Search code examples
computer-visionconv-neural-networkyolo

Using a unbalanced dataset in YOLO


I was wondering if using unbalanced dataset with YOLO would cause it to train worse in terms of accuracy? Would the classes with less images have less accuracy?

I have 3 classes with 14.4 k images

1 class has 12,000 image examples the other 2 have 1,000 image examples each

would this be an issue?

I am training on YOLOR right now and my MAP is at 0.36 on my custom dataset

I classified with the weights and the classification is good but I need to set the confidence very low as the classes with less images have a very low confidence (0.05 - 0.12) while the class with 12,000 images has confidence (0.45 - 0.90


Solution

  • Dataset disbalance always causes performance decrease.

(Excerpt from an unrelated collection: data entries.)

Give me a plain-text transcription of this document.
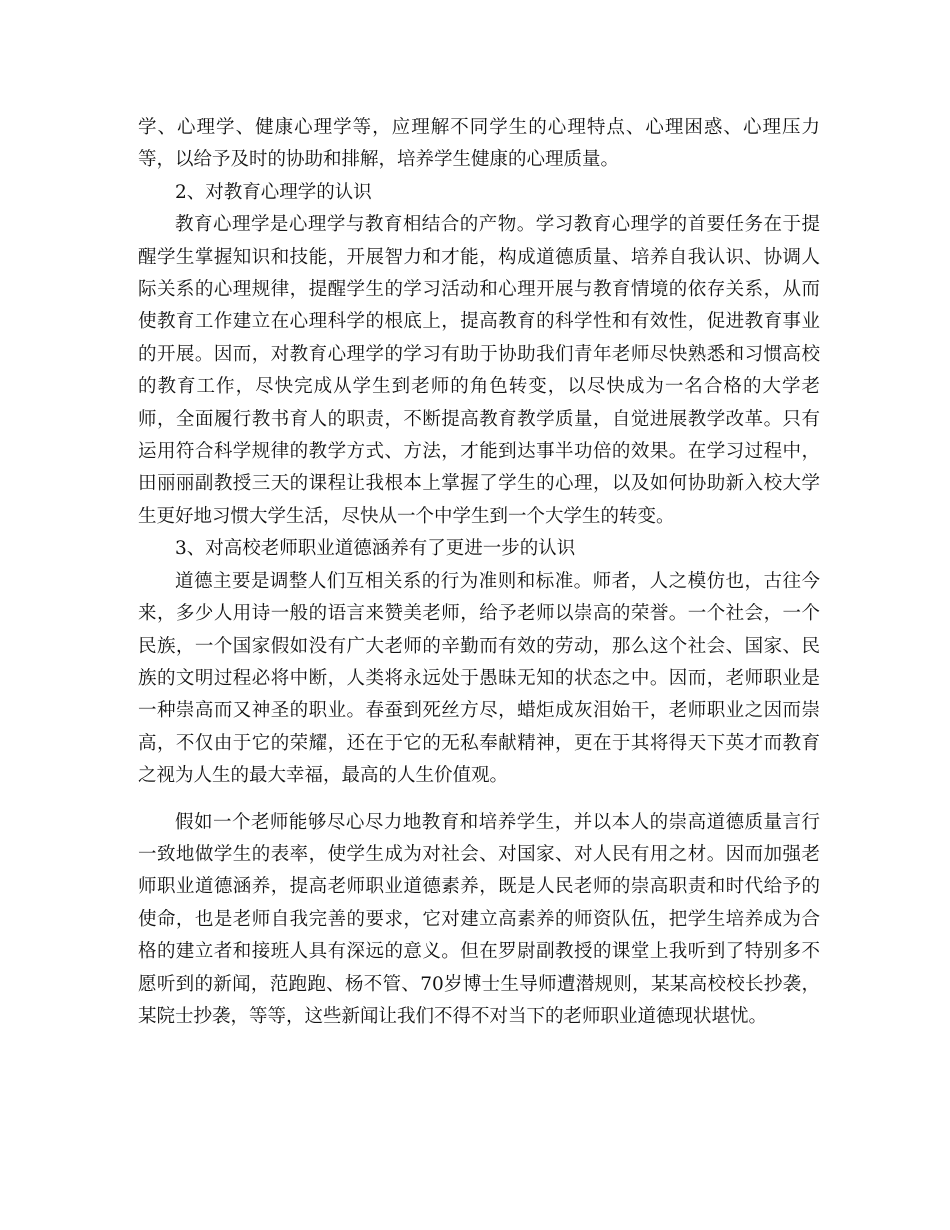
学、心理学、健康心理学等，应理解不同学生的心理特点、心理困惑、心理压力等，以给予及时的协助和排解，培养学生健康的心理质量。

2、对教育心理学的认识

教育心理学是心理学与教育相结合的产物。学习教育心理学的首要任务在于提醒学生掌握知识和技能，开展智力和才能，构成道德质量、培养自我认识、协调人际关系的心理规律，提醒学生的学习活动和心理开展与教育情境的依存关系，从而使教育工作建立在心理科学的根底上，提高教育的科学性和有效性，促进教育事业的开展。因而，对教育心理学的学习有助于协助我们青年老师尽快熟悉和习惯高校的教育工作，尽快完成从学生到老师的角色转变，以尽快成为一名合格的大学老师，全面履行教书育人的职责，不断提高教育教学质量，自觉进展教学改革。只有运用符合科学规律的教学方式、方法，才能到达事半功倍的效果。在学习过程中，田丽丽副教授三天的课程让我根本上掌握了学生的心理，以及如何协助新入校大学生更好地习惯大学生活，尽快从一个中学生到一个大学生的转变。

3、对高校老师职业道德涵养有了更进一步的认识

道德主要是调整人们互相关系的行为准则和标准。师者，人之模仿也，古往今来，多少人用诗一般的语言来赞美老师，给予老师以崇高的荣誉。一个社会，一个民族，一个国家假如没有广大老师的辛勤而有效的劳动，那么这个社会、国家、民族的文明过程必将中断，人类将永远处于愚昧无知的状态之中。因而，老师职业是一种崇高而又神圣的职业。春蚕到死丝方尽，蜡炬成灰泪始干，老师职业之因而崇高，不仅由于它的荣耀，还在于它的无私奉献精神，更在于其将得天下英才而教育之视为人生的最大幸福，最高的人生价值观。

假如一个老师能够尽心尽力地教育和培养学生，并以本人的崇高道德质量言行一致地做学生的表率，使学生成为对社会、对国家、对人民有用之材。因而加强老师职业道德涵养，提高老师职业道德素养，既是人民老师的崇高职责和时代给予的使命，也是老师自我完善的要求，它对建立高素养的师资队伍，把学生培养成为合格的建立者和接班人具有深远的意义。但在罗尉副教授的课堂上我听到了特别多不愿听到的新闻，范跑跑、杨不管、70岁博士生导师遭潜规则，某某高校校长抄袭，某院士抄袭，等等，这些新闻让我们不得不对当下的老师职业道德现状堪忧。
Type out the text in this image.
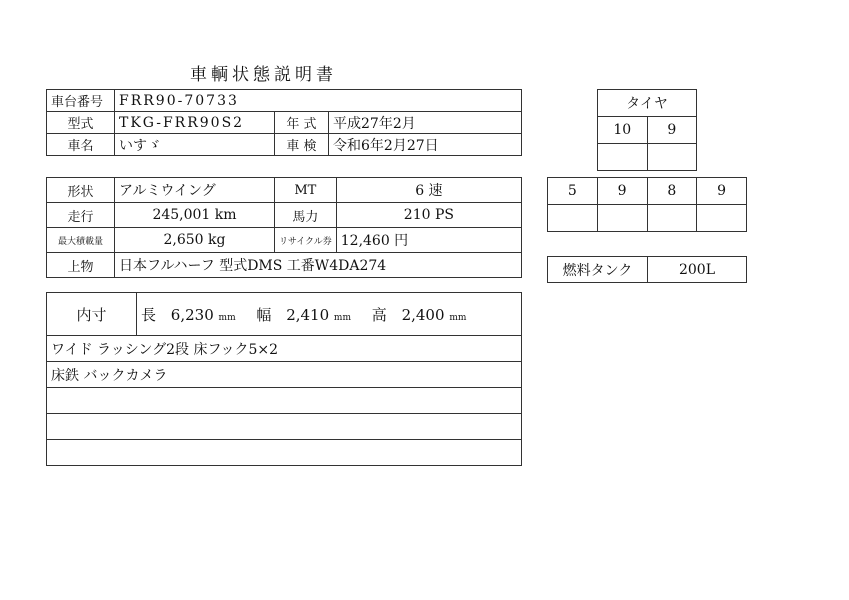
車輌状態説明書
車台番号	FRR90-70733		
型式	TKG-FRR90S2	年 式	平成27年2月
車名	いすゞ	車 検	令和6年2月27日
形状	アルミウイング	MT	6 速
走行	245,001 km	馬力	210 PS
最大積載量	2,650 kg	リサイクル券	12,460 円
上物	日本フルハーフ 型式DMS 工番W4DA274		
内寸	長 6,230 mm 幅 2,410 mm 高 2,400 mm
ワイド ラッシング2段 床フック5×2
床鉄 バックカメラ

タイヤ	
10	9

5	9	8	9

燃料タンク	200L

Though, there are a few tricks, which may be helpful in your situation:

    1. The simplest one - class weight. May be computed by sklearn's compute_class_weight method.
    2. Quite modern approach - Focal loss (https://arxiv.org/abs/1708.02002). Roughly, this loss function drives more NN's attention for 'hard-detected' objects (simply by increasing the loss on them), which includes imbalanced classes.

    Your low confidence problem may be one of the underfitting consequences. Thats from personal experience with two-stage detectors (mostly Faster-RCNN)